Ankara Üniversitesi iletişim Fakültesi Dekanı ve Gazeteciler Cemiyeti üyesi Prof. Dr. Abdulrezak Altun da, 1965 yılında kurulan İletişim Fakültesi’nde Gazeteciler Cemiyeti’nin büyük emeği olduğunu belirterek, özellikle son 20 yıldır iki kurumun sıkı işbirliği içinde olduğunu kaydetti.
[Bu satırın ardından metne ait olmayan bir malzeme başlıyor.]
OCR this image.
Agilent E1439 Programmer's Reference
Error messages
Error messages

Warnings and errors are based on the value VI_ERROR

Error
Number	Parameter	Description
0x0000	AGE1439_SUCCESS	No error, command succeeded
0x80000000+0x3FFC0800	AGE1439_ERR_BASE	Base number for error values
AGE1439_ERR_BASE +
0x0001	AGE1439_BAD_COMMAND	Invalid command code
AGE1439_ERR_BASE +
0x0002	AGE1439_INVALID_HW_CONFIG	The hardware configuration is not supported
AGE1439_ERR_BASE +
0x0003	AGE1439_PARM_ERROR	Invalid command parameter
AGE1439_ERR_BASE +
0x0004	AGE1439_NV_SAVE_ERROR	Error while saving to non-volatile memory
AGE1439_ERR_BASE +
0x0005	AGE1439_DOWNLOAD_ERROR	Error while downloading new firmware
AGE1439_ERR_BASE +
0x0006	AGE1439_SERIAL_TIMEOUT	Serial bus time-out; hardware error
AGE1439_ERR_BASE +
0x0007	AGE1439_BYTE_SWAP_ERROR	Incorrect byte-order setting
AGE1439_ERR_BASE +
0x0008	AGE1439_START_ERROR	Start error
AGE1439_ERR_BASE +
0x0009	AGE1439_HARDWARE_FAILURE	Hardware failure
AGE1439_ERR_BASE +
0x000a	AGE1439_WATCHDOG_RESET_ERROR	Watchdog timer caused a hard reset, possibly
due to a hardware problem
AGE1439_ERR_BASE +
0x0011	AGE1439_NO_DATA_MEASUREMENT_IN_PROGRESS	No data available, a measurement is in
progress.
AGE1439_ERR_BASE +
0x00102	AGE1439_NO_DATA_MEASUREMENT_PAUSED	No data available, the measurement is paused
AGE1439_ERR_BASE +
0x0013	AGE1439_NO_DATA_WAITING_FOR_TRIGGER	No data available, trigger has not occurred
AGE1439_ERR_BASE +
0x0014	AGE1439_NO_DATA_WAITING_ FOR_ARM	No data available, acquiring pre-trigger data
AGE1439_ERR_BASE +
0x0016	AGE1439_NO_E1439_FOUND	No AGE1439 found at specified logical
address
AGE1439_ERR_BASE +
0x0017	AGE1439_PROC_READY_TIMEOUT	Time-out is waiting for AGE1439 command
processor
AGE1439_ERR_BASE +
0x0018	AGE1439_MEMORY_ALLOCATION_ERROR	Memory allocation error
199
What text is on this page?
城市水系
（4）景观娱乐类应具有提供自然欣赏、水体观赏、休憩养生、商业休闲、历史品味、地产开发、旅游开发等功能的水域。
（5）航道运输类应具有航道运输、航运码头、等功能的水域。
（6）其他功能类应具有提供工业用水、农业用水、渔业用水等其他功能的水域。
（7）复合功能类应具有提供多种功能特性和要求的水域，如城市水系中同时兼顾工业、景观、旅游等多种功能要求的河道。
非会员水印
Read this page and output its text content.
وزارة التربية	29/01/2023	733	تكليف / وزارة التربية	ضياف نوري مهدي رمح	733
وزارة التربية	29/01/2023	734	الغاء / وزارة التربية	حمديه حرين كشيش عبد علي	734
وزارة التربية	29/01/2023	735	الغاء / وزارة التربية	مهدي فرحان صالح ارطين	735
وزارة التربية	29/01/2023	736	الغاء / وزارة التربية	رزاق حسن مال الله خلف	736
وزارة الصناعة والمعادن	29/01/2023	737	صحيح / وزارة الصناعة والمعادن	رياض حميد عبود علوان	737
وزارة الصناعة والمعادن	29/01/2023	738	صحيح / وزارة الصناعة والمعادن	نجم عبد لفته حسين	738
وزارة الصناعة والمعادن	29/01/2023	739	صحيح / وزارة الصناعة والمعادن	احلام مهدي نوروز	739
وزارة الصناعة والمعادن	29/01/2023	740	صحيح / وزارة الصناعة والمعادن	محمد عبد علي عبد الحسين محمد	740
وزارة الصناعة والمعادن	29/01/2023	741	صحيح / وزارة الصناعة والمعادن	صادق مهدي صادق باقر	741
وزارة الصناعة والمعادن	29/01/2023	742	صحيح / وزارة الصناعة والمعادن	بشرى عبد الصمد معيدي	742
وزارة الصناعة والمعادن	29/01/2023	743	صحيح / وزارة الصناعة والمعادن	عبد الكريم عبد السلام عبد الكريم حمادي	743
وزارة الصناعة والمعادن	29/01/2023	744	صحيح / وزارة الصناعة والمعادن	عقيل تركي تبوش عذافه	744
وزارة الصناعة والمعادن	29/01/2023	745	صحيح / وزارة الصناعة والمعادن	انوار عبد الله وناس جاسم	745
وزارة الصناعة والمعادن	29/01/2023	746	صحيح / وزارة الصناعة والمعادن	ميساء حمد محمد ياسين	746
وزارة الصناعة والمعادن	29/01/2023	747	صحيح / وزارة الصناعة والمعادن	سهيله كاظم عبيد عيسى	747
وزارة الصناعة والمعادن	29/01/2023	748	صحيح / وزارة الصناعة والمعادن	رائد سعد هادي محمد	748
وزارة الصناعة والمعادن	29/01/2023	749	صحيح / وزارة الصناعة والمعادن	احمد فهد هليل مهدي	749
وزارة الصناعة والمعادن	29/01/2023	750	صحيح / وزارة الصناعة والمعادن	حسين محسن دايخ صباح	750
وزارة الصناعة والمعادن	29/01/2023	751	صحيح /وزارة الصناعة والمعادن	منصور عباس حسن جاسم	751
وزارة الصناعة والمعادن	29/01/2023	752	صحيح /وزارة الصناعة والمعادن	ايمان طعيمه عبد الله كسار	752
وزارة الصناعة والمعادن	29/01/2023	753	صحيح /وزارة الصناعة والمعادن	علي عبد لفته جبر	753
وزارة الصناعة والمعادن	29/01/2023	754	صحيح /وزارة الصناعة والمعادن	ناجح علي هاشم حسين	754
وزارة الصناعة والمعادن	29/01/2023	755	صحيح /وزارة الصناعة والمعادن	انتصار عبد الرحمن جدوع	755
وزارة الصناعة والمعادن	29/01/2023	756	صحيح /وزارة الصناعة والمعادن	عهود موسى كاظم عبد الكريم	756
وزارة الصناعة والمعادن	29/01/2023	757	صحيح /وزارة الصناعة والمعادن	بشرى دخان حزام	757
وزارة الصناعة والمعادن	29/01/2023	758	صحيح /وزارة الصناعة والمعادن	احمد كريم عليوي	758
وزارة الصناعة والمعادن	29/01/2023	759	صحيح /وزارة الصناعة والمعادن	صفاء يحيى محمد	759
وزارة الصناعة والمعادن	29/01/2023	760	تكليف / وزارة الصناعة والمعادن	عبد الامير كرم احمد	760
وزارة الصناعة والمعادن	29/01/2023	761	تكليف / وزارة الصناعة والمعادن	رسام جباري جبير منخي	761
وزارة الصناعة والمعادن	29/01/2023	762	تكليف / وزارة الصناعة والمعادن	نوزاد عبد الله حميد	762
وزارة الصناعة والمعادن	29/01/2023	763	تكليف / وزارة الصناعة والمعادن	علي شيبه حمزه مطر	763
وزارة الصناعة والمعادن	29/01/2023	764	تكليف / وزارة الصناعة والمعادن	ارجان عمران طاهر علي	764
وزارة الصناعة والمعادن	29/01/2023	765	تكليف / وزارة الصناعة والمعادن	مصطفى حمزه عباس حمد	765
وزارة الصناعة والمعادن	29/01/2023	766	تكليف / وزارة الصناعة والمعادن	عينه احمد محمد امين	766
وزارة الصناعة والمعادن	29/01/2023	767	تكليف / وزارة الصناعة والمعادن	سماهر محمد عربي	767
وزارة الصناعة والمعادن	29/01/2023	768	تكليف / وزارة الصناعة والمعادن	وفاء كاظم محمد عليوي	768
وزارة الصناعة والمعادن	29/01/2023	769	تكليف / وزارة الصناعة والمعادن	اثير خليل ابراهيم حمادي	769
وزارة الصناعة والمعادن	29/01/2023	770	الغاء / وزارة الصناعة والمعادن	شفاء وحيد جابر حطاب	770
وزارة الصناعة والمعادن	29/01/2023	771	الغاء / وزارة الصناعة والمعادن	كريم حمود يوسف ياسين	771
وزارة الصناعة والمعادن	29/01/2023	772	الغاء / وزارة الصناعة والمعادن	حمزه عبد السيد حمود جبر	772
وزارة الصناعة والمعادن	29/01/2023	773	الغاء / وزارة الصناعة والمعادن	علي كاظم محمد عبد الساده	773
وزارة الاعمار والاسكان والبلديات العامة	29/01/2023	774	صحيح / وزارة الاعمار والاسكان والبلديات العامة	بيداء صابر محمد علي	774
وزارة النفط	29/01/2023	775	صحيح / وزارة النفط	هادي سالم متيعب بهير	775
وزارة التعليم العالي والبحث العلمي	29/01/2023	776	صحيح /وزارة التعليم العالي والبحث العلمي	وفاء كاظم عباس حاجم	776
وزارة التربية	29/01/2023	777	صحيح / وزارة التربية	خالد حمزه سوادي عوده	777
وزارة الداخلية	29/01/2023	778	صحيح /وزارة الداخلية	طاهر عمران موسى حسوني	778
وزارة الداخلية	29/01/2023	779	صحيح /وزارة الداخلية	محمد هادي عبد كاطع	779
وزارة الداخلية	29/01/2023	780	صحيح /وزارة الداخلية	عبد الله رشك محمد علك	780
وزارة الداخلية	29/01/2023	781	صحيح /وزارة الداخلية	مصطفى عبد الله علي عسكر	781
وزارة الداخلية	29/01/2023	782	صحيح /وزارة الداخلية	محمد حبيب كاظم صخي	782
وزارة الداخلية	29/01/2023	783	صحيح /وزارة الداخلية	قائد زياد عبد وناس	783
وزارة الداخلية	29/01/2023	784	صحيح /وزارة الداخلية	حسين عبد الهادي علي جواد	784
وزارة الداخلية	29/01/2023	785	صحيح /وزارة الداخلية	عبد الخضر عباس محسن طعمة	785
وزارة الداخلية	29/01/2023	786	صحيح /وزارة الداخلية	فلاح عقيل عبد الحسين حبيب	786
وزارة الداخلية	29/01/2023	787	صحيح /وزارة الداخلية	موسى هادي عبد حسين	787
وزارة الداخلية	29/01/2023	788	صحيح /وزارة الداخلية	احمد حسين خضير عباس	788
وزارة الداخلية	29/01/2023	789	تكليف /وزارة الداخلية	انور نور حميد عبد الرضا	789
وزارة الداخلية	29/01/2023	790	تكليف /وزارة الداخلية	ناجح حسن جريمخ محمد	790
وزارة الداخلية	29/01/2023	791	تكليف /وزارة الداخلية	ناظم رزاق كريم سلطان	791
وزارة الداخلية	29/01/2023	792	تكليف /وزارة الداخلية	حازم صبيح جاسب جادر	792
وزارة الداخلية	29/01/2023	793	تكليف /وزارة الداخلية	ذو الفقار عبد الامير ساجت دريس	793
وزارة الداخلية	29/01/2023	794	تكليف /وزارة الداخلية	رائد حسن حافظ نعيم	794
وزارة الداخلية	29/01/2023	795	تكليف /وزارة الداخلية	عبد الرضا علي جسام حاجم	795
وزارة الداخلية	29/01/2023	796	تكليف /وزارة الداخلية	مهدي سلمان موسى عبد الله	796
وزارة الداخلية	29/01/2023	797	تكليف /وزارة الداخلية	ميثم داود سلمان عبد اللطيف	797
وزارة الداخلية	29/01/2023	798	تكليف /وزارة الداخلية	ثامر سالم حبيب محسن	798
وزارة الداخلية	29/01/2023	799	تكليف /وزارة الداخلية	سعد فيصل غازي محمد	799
Her yıl Meslekte 50’inci Yıl Onur Ödülleri’ni Gazeteciler Cemiyeti ile ortaklaşa gerçekleştirdiklerini ifade eden Altun, M4D projesi kapsamında, cemiyetin işsiz kalan yeni mezunlara da kucak açtığını ve bu nedenle şükran duyduğunu söyledi.

Bilgin: Cemiyet başkanlığı çok zor ve vebal isteyen bir iş…

Yönetim ve Denetim Kurulu raporlarının ibra edilmesinden sonra Divan Başkanı tarafından tekrar kürsüye çağrılan Nazmi Bilgin, Cemiyet başkanlarından Beyhan Cenkçi’nin “Korumak, kurmaktan daha zordur” sözünü hatırlatarak, “Koruduğumu zannediyorum” dedi.

Daha sonra yeni seçilecek Yönetim Kurulu’na ve kurulacak vakfa ilişkin, taşınmaz mal alımı, satımı, kiralanması, devredilmesi ile bankalardan kredi teminat mektubu alma ve borçlanma yetkisi verilmesini öngören gündem değişikliğine ilişkin önergelerin ayrı ayrı oylamaya sunularak, kabul edildi.

Gündemin seçim maddesine geçildi. Seçime Nazmi Bilgin Başkanlığında tek liste ile gidildi. Kurullar şu isimlerden oluştu.

Yönetim Kurulu: Ali Oruç, Ali Topçu, Ayhan Aydemir, Ertürk Yöndem, Kenan Şener, Nursun Erel, Önder Sürenkök, Önder Yılmaz, Savaş Kıratlı, Güray Soysal, Yusuf Kanlı, Ümit Gürtuna, Zeynep Gürcanlı

Onur Kurulu: Ercan San, Abdi Pehlivan, Ali Şimşek, Can Pulak, Ergin Ünal, Fethi Akkoç, İbrahim Saraçoğlu, Mehpare Çelik, Mustafa Yoldaş, Orhan Gürdil, Sencer Güneşsoy

Denetim Kurulu: Doğan Bulgun, abdulkadir Çağlar, Ertuğrul Bülent Danacı, Faysal Geyik, Gülsen Solaker, İzzet Dağıstanlı, Metin Işık, Murat Eralp Gürgen, Mustafa Salihoğlu, Serkan Güler, Süreyya Oral

Seçici Kurul: Seva Erten, Besim Güçtenkorkmaz, Göksel Bozkurt, Orhan Karadağ, Osman Nuri Üntürk, Remzi Dilan, Seçil Keskin, Sedat Bozkurt, Semra Topçu, Talay Ulusu, Tülin Daloğlu

Kullanılan oyların tamamını alan Nazmi Bilgin, yeniden başkanlığa seçildi ve kurulların seçimleri tamamlandı. Dilek ve temennilerin ardından Divan Başkanı Yusuf Turan, kongreyi kapattı.